There's a certain inevitability in the linear story that should bother you.
What is meaningful change?
Oliver Bredski was found by his sister in the loft of their family home and had left a note reading: “I've been sacked.” This high-flyer at Deloitte thought his dreams were over and took his own life minutes after Deloitte sacked him over Zoom. The call with an executive lasted all of 14 minutes.
Those executives thought they knew how to get things dine with efficiency. But they were wrong when it came to human dignity. This example from recent headlines is not so different from the Enclosure Acts I mentioned above. Bureaucracy is a technology more complex than Zoom.
When you get help navigating situations, that's when you can talk about meaningful change. Imagine how things would have gone had Oliver gotten the help he needed to bridge the gap in performance. If not that, then practices that respected his dignity as part of the separation process.
In turn, what does the freedom to abandon one's community at work look like? Say a company loses fifteen experienced people in three months. That company has just watched upward of 5.3 million walk out the door in a quarter. That's without even trying to quantify the loss of implicit knowledge.

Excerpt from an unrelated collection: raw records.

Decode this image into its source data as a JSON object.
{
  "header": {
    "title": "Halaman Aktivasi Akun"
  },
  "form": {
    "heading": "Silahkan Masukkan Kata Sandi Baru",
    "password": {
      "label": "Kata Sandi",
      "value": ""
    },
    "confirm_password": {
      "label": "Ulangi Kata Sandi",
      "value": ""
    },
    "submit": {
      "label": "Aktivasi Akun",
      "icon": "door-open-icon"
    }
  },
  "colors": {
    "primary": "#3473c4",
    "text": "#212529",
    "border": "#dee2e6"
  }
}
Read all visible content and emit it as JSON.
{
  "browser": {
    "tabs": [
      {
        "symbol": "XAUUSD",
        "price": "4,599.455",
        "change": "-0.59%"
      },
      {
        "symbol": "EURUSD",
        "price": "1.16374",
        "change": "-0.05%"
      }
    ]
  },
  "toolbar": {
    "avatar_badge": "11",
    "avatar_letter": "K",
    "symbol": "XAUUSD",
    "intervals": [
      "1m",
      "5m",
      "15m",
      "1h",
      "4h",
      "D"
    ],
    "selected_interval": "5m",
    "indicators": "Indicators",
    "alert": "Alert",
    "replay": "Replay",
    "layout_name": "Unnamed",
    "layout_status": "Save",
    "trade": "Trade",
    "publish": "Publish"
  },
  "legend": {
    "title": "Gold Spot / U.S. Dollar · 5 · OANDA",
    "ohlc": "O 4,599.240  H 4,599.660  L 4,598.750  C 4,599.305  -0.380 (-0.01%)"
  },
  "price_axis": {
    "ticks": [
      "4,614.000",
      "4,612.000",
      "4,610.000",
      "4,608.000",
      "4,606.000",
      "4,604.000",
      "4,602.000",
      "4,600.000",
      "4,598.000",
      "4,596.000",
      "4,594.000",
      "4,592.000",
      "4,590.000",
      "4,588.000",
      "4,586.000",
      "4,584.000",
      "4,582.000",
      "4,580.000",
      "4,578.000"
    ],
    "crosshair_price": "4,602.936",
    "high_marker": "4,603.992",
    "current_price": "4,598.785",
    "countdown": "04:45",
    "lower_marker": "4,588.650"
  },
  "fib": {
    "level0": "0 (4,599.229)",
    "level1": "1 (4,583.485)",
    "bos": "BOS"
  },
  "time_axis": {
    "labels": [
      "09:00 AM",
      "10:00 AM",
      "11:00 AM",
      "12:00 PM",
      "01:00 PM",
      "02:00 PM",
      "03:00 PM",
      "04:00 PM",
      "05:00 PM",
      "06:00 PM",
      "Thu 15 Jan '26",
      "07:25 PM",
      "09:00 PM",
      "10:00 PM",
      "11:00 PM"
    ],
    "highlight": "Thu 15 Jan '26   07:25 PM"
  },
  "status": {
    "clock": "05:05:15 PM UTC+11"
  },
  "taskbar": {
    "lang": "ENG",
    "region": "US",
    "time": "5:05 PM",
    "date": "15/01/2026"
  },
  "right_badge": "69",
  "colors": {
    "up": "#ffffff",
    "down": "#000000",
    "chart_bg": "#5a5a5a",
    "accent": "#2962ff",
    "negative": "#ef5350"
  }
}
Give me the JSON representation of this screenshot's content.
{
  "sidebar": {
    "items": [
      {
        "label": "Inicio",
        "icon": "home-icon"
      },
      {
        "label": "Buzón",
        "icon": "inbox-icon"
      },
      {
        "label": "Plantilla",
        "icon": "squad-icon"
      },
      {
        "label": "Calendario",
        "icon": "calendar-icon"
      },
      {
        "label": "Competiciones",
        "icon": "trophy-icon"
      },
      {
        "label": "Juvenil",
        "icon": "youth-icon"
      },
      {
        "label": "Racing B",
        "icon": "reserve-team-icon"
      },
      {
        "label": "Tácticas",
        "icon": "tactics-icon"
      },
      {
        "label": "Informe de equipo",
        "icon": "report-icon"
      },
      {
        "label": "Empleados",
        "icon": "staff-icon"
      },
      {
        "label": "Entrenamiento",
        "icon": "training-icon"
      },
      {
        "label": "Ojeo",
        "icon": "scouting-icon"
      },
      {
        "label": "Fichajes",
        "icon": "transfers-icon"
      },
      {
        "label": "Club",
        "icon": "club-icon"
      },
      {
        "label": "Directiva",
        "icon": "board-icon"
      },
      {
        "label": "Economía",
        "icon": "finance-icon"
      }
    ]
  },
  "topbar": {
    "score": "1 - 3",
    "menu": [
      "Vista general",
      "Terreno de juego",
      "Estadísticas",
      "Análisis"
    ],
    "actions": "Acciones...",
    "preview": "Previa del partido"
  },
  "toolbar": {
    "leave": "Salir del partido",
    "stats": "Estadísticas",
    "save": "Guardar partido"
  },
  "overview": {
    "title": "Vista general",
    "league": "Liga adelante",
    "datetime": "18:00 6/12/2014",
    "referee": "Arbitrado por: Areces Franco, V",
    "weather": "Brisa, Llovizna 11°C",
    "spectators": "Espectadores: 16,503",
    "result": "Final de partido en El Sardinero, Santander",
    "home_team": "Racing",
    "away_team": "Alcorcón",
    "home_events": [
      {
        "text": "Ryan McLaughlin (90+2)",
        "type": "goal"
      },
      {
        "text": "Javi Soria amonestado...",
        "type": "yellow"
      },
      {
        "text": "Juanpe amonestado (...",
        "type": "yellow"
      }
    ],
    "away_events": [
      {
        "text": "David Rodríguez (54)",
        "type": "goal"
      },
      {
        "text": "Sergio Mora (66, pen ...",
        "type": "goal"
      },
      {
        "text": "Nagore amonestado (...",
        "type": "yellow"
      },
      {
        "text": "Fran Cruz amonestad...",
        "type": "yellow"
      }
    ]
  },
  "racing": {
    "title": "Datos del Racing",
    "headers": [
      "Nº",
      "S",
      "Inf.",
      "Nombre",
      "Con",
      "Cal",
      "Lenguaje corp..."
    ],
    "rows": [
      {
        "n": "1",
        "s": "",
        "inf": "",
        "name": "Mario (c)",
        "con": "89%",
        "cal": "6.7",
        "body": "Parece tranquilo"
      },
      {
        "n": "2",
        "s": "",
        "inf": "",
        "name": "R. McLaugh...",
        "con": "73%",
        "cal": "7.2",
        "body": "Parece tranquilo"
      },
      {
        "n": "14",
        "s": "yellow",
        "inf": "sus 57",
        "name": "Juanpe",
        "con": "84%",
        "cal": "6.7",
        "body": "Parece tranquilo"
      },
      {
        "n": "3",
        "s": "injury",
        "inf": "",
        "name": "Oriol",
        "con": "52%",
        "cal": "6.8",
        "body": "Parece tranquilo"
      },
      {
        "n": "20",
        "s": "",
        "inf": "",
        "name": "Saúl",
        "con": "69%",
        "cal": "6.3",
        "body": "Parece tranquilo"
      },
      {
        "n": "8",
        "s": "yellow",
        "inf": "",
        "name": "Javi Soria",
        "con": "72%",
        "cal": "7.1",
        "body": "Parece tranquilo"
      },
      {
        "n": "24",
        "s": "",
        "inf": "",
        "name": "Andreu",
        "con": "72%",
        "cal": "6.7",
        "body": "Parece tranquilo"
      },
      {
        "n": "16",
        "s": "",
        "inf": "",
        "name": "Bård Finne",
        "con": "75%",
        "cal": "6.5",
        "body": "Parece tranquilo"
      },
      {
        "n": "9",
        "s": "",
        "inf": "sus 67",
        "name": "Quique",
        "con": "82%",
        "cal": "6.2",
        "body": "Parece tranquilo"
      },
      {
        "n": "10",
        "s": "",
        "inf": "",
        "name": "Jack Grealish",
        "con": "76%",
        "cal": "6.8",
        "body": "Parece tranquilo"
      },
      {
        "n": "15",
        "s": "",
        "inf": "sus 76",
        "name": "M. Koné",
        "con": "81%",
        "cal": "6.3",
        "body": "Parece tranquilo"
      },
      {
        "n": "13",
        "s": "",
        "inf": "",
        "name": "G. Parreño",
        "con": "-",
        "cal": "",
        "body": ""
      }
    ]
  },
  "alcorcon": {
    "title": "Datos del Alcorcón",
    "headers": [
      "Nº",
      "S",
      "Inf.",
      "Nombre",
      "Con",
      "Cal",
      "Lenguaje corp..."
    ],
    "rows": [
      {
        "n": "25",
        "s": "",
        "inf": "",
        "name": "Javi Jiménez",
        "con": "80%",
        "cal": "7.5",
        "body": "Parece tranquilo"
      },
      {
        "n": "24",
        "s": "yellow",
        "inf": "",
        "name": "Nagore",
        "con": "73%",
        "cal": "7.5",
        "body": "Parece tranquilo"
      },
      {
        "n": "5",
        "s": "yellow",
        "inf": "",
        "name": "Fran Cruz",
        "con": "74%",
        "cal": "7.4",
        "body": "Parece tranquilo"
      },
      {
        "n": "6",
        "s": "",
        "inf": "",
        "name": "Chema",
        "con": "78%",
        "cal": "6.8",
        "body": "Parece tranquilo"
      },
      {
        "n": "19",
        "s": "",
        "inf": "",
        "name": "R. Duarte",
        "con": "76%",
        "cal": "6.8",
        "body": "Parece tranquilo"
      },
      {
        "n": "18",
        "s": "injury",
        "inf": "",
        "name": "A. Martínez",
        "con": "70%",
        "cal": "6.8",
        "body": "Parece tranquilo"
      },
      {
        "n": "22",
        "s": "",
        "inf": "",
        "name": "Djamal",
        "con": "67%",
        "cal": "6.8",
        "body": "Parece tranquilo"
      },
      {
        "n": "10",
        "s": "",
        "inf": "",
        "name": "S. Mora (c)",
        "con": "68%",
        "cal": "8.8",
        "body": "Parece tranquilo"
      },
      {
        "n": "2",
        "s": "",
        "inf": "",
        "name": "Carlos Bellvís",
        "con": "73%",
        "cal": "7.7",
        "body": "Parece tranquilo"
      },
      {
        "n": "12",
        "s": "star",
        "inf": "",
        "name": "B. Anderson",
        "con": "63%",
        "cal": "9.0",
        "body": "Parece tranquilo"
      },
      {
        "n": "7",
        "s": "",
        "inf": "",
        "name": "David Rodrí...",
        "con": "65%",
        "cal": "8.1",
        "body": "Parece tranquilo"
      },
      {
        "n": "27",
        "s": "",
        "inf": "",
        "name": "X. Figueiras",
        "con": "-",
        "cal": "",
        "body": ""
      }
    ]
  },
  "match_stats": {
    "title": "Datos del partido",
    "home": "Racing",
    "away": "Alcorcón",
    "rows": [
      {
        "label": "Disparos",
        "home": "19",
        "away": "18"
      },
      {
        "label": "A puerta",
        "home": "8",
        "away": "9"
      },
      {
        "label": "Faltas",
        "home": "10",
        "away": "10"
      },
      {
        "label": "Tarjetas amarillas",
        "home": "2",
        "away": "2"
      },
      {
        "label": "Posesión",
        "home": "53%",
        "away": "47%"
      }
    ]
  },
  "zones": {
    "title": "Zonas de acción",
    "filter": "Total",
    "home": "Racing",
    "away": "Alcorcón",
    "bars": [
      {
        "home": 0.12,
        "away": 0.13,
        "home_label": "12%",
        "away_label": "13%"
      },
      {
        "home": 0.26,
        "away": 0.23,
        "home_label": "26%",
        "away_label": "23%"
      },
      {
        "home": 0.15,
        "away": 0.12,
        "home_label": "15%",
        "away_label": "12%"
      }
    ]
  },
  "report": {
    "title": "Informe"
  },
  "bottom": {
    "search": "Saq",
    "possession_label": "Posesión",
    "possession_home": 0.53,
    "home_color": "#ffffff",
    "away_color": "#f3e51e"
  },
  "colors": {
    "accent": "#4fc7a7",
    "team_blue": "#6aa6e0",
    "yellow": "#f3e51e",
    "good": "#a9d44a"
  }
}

How are the people who are still there coping? Do they have to deal with increased workload while the company incurs the cost (and effort) to replace lost staff? If your culture if toxic you lose people. Probably the best ones, those who have plenty of options elsewhere.
Change in part of life. You can make it meaningful when you're working better together. But when you change your story, you also need to put in place a new process that replaces the toxic practices. In that case, you may also have attrition. Those who were used to the predictability of how things were may opt out.
However, which narrative would you rather weave your story into?